Oregon paper clearcuts a tough reporter


When newsroom staffers at the Portland Oregonian arrived at work Aug. 8, they found the empty desk of Kathie Durbin, the paper's lead environmental reporter since 1989. The only thing remaining on her desk was the new book Clearcut, which Durbin left behind as a cryptic metaphor to what happened to her.

Durbin had resigned, but only after editor Sandra Mims Rowe removed her from her beat, where Durbin had specialized in covering forest, grazing, mining, pollution and other natural-resource issues.

The paper announced the move in a column in its Sunday "Forum" section, without offering a reason. It also said Don Hamilton, who focused on natural-resource issues from the paper's national desk in Washington, D.C., was being demoted to a local government beat in the west Portland suburbs. Durbin was replaced by Peter Sleeth, a former reporter at the Denver Post who had been covering timber companies for The Oregonian's business section. Hamilton's replacement has not been announced.

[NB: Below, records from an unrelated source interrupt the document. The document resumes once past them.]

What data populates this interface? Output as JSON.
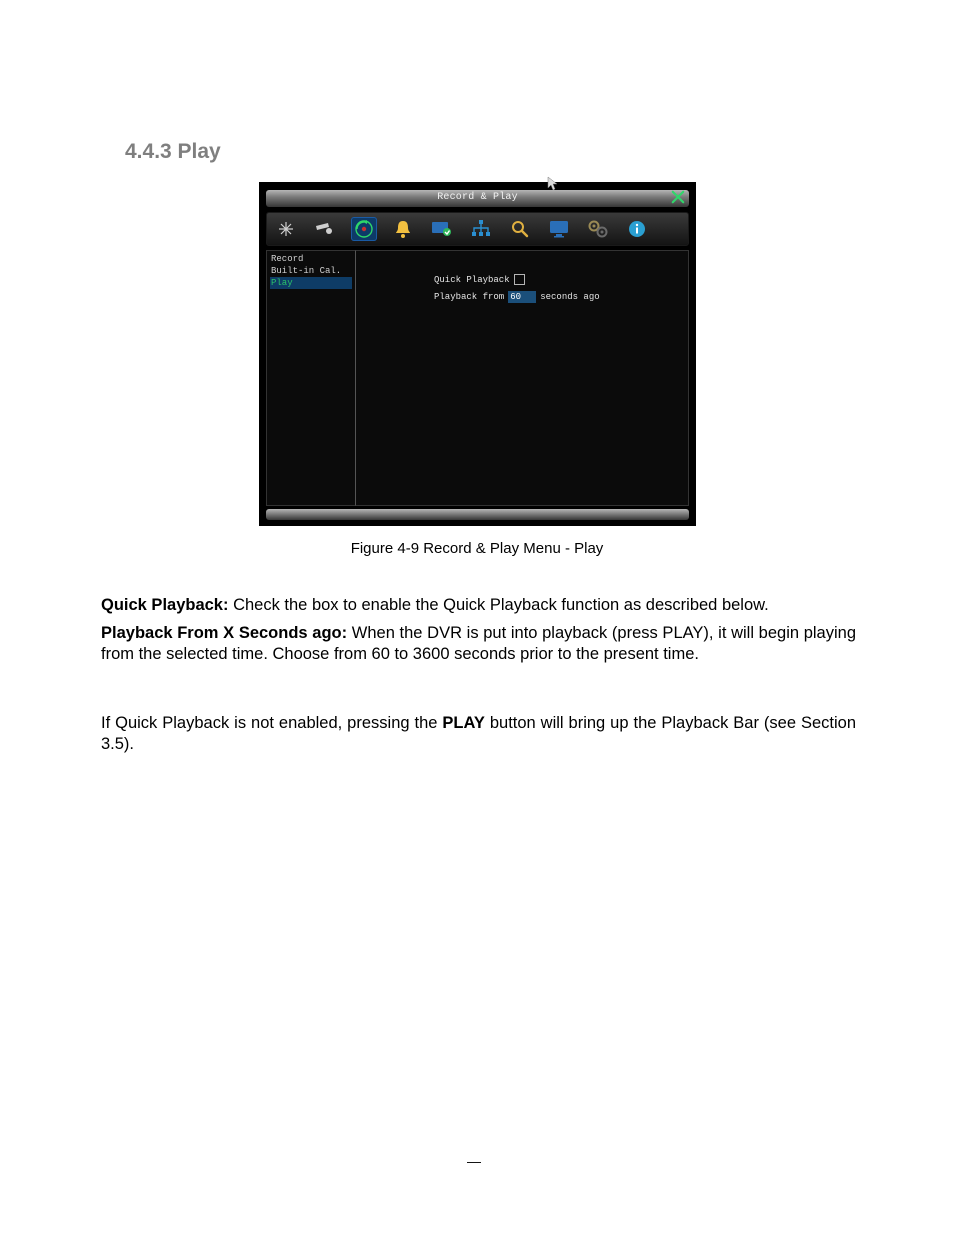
{
  "heading": "4.4.3  Play",
  "figure": {
    "title": "Record & Play",
    "sidebar": {
      "items": [
        "Record",
        "Built-in Cal.",
        "Play"
      ],
      "active_index": 2
    },
    "content": {
      "quick_playback_label": "Quick Playback",
      "quick_playback_checked": false,
      "playback_from_prefix": "Playback from",
      "playback_from_value": "60",
      "playback_from_suffix": "seconds ago"
    },
    "toolbar_icons": [
      "sparkle-icon",
      "camera-icon",
      "record-play-icon",
      "bell-icon",
      "monitor-check-icon",
      "network-icon",
      "search-icon",
      "display-icon",
      "gear-icon",
      "info-icon"
    ],
    "selected_toolbar_index": 2,
    "caption": "Figure 4-9 Record & Play Menu - Play"
  },
  "paragraphs": {
    "p1_bold": "Quick Playback:",
    "p1_rest": " Check the box to enable the Quick Playback function as described below.",
    "p2_bold": "Playback From X Seconds ago:",
    "p2_rest_a": " When the DVR is put into playback (press PLAY), it will begin playing from the selected time. Choose from 60 to 3600 seconds prior to the present time.",
    "p3_a": "If Quick Playback is not enabled, pressing the ",
    "p3_bold": "PLAY",
    "p3_b": " button will bring up the Playback Bar (see Section 3.5)."
  }
}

Durbin's resignation shocked the news staff. She had won numerous state, regional and national awards for her environmental reporting. Her most notable achievement, she says, was a 1990 series on Northwest forests, entitled "Day of Reckoning," which investigated years of overcutting by timber companies and the resulting environmental degradation. The timber industry responded to the series with a critical 88-page report.

The changes come at a time of major upheaval at The Oregonian. Rowe, a Virginian who was named editor 14 months ago, has reorganized the paper's newsroom. Other veteran reporters have been demoted, while a new batch of writers - including a number from Rowe's previous paper in Virginia - have been brought in. Many people inside and outside the paper grumble that the change includes a turn toward softer, feature-oriented reporting.

The removal of Durbin recalls previous shifts on the environmental beat at other leading Western newspapers. In recent years, Richard Manning was forced out by the Missoulian, and Steve Stuebner was reassigned by the Idaho Statesman. (He then resigned.) The environmental beat is complicated and contentious, and reporters often find themselves the target of harsh criticism by industry groups.

Two other papers in Oregon, the Bend Bulletin and Grants Pass Daily Courier, also have shifted environmental beats in recent months. But, says Dennis Roller, editor of the Daily Courier, the beat reporter at his paper simply got tired of it. "It might be more boring than any other beat here," he says. "You deal with the same issues that go on and on."

Paul Koberstein covered natural resource issues at The Oregonian until he left that paper, under pressure, in 1992.